Wie sie sich auf dem Helm festmachen lässt, hab ich mich auch schon gefragt, außerdem, ob die Ausleuchtung dafür ausreicht.


Winterschuhe hab ich auch keine, bin bisher nur mit Neopren und warmen Einlegesohlen gefahren im Winter. Aber die Heizsohlen test ich jetzt auch mal, wenn sie was taugen, spart man sich damit schon immense Ausgaben, Winterschuhe sind ja nicht billig.


----------



## Deleted 61489 (29. Oktober 2009)

Vielleicht gab es Nachschub und sie sind wieder bestellbar.


----------



## Radlerin (29. Oktober 2009)

apoptygma schrieb:


> Ich habe noch nicht einmal Winterradschuhe. Da kommen Skisocken rein und Neopren-Überschuhe drüber. Feddich



Kenn ick.  So bin ich auch lange gefahren. Allerdings war es immer ziemlich unbequem, weil die normalen Schuhe eigentlich zu eng für Skisocken sind. Dann hab ich mal preiswert ein paar Winterschuhe erwischt, die passen rein räumlich besser zu dicken Socken.  In den Schuhen trag ich noch solche flauschigen Einlegesohlen mit ner Isobeschichtung drunter, damit durch die Cleats nix reinkommt.

Lampenmäßig bin ich immer noch mit meiner alten Sigma Mirage unterwegs. Reicht für meine Strecken, im dunklen Wald muss man sich halt beim Tempo etwas mäßigen, wenn man noch was erkennen will. Aber die dunkle Jahreszeit ist ja glücklicherweise nicht so lang... die 7-8 Monate...


----------



## Norcovixa (29. Oktober 2009)

> Reicht für meine Strecken, im dunklen Wald muss man sich halt beim Tempo etwas mäßigen, wenn man noch was erkennen will.

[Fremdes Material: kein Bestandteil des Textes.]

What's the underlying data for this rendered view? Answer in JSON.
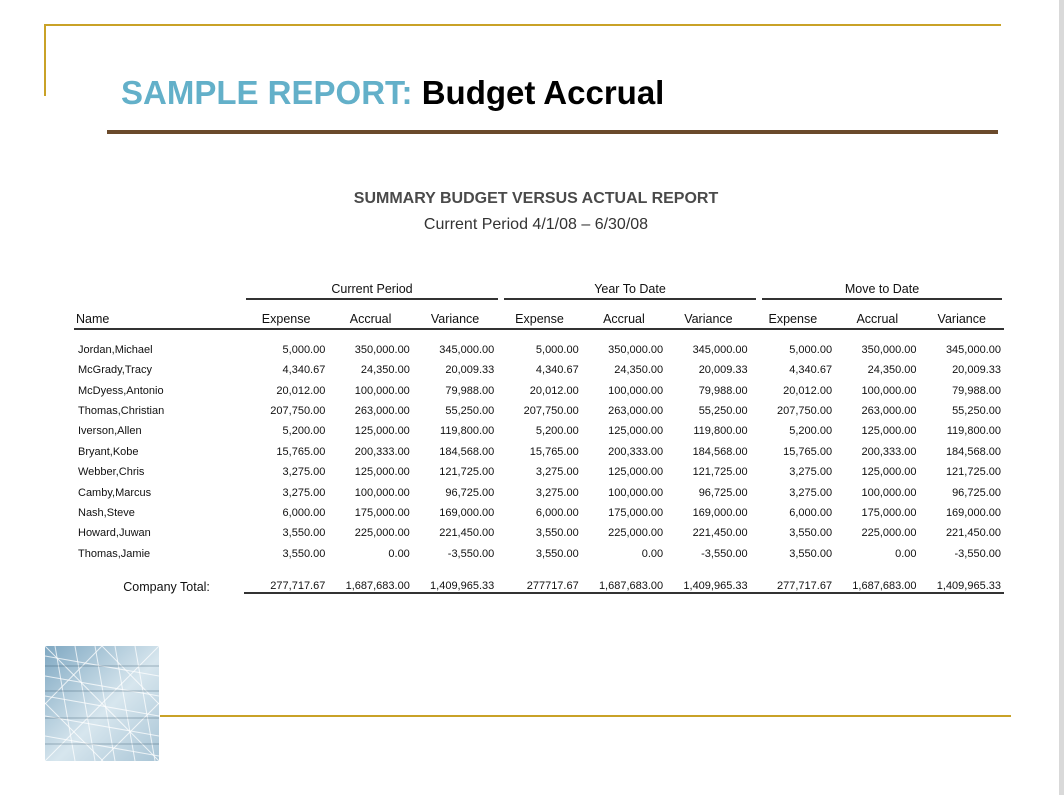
{
  "slide": {
    "title_prefix": "SAMPLE REPORT:",
    "title_main": " Budget Accrual"
  },
  "report": {
    "heading": "SUMMARY BUDGET VERSUS ACTUAL REPORT",
    "period": "Current Period 4/1/08 – 6/30/08",
    "groups": [
      "Current Period",
      "Year To Date",
      "Move to Date"
    ],
    "columns": [
      "Name",
      "Expense",
      "Accrual",
      "Variance",
      "Expense",
      "Accrual",
      "Variance",
      "Expense",
      "Accrual",
      "Variance"
    ],
    "rows": [
      {
        "name": "Jordan,Michael",
        "values": [
          "5,000.00",
          "350,000.00",
          "345,000.00",
          "5,000.00",
          "350,000.00",
          "345,000.00",
          "5,000.00",
          "350,000.00",
          "345,000.00"
        ]
      },
      {
        "name": "McGrady,Tracy",
        "values": [
          "4,340.67",
          "24,350.00",
          "20,009.33",
          "4,340.67",
          "24,350.00",
          "20,009.33",
          "4,340.67",
          "24,350.00",
          "20,009.33"
        ]
      },
      {
        "name": "McDyess,Antonio",
        "values": [
          "20,012.00",
          "100,000.00",
          "79,988.00",
          "20,012.00",
          "100,000.00",
          "79,988.00",
          "20,012.00",
          "100,000.00",
          "79,988.00"
        ]
      },
      {
        "name": "Thomas,Christian",
        "values": [
          "207,750.00",
          "263,000.00",
          "55,250.00",
          "207,750.00",
          "263,000.00",
          "55,250.00",
          "207,750.00",
          "263,000.00",
          "55,250.00"
        ]
      },
      {
        "name": "Iverson,Allen",
        "values": [
          "5,200.00",
          "125,000.00",
          "119,800.00",
          "5,200.00",
          "125,000.00",
          "119,800.00",
          "5,200.00",
          "125,000.00",
          "119,800.00"
        ]
      },
      {
        "name": "Bryant,Kobe",
        "values": [
          "15,765.00",
          "200,333.00",
          "184,568.00",
          "15,765.00",
          "200,333.00",
          "184,568.00",
          "15,765.00",
          "200,333.00",
          "184,568.00"
        ]
      },
      {
        "name": "Webber,Chris",
        "values": [
          "3,275.00",
          "125,000.00",
          "121,725.00",
          "3,275.00",
          "125,000.00",
          "121,725.00",
          "3,275.00",
          "125,000.00",
          "121,725.00"
        ]
      },
      {
        "name": "Camby,Marcus",
        "values": [
          "3,275.00",
          "100,000.00",
          "96,725.00",
          "3,275.00",
          "100,000.00",
          "96,725.00",
          "3,275.00",
          "100,000.00",
          "96,725.00"
        ]
      },
      {
        "name": "Nash,Steve",
        "values": [
          "6,000.00",
          "175,000.00",
          "169,000.00",
          "6,000.00",
          "175,000.00",
          "169,000.00",
          "6,000.00",
          "175,000.00",
          "169,000.00"
        ]
      },
      {
        "name": "Howard,Juwan",
        "values": [
          "3,550.00",
          "225,000.00",
          "221,450.00",
          "3,550.00",
          "225,000.00",
          "221,450.00",
          "3,550.00",
          "225,000.00",
          "221,450.00"
        ]
      },
      {
        "name": "Thomas,Jamie",
        "values": [
          "3,550.00",
          "0.00",
          "-3,550.00",
          "3,550.00",
          "0.00",
          "-3,550.00",
          "3,550.00",
          "0.00",
          "-3,550.00"
        ]
      }
    ],
    "total": {
      "label": "Company Total:",
      "values": [
        "277,717.67",
        "1,687,683.00",
        "1,409,965.33",
        "277717.67",
        "1,687,683.00",
        "1,409,965.33",
        "277,717.67",
        "1,687,683.00",
        "1,409,965.33"
      ]
    }
  },
  "colors": {
    "title_prefix": "#63b0c9",
    "accent_gold": "#c9a227",
    "title_rule": "#6b4a2b"
  },
  "decor": {
    "thumbnail_icon": "glass-dome-image"
  }
}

genau, oder man macht im dunklen ein paar Flugstunden 

LG

Norcovixa


----------



## 42des (29. Oktober 2009)

Tinchen12 schrieb:


> Einen Thread für Heizsohlen finde ich doof.
> Aber vielleicht finde ich hier ja in Zukunft noch andere Kaufempfehlungen...
> 
> Aber ab nächster Woche gibt es nun erstmal bei Tchibo beheizbare Einlegesohlen (online jetzt schon bestellbar). Ich habe keine Erfahrungen damit gemacht, aber bisher nur gutes gehört und werde sie diesen Winter einmal testen.


 
Genial - klingt wie die Lösung für mein Problem mit den kalten Füßen. Im letzten Winter war das teilweise schon dramatisch...

Werde gleich mal auf Tschibo.de danach suchen.

Viele Grüße,

Ina


----------



## 42des (29. Oktober 2009)

Taunusschnecke schrieb:


> Heute morgen bei Tchibo online gesehen:
> 
> Heizbare Schuhsohlen - leider bereits ausverkauft
> Wer die wohl alle aufgekauft hat...
> Aber vielleicht kommen ja noch ein paar in die Geschäfte.


 

   

Viele Grüße,

Ina


----------



## 42des (29. Oktober 2009)

Radlerin schrieb:


> In den Schuhen trag ich noch solche flauschigen Einlegesohlen mit ner Isobeschichtung drunter, damit durch die Cleats nix reinkommt.


 
Fahrt Ihr auch im Winter mit Klickies? Ich bin im Winter eigentlich nur auf der Strasse unterwegs und brauche sie technisch nicht. Daher wollte ich dieses Jahr mal andere Pedale benutzen, um die Kältebrücke weg zu bekommen. Hat da jemand erfahrung mit? Bringt das was?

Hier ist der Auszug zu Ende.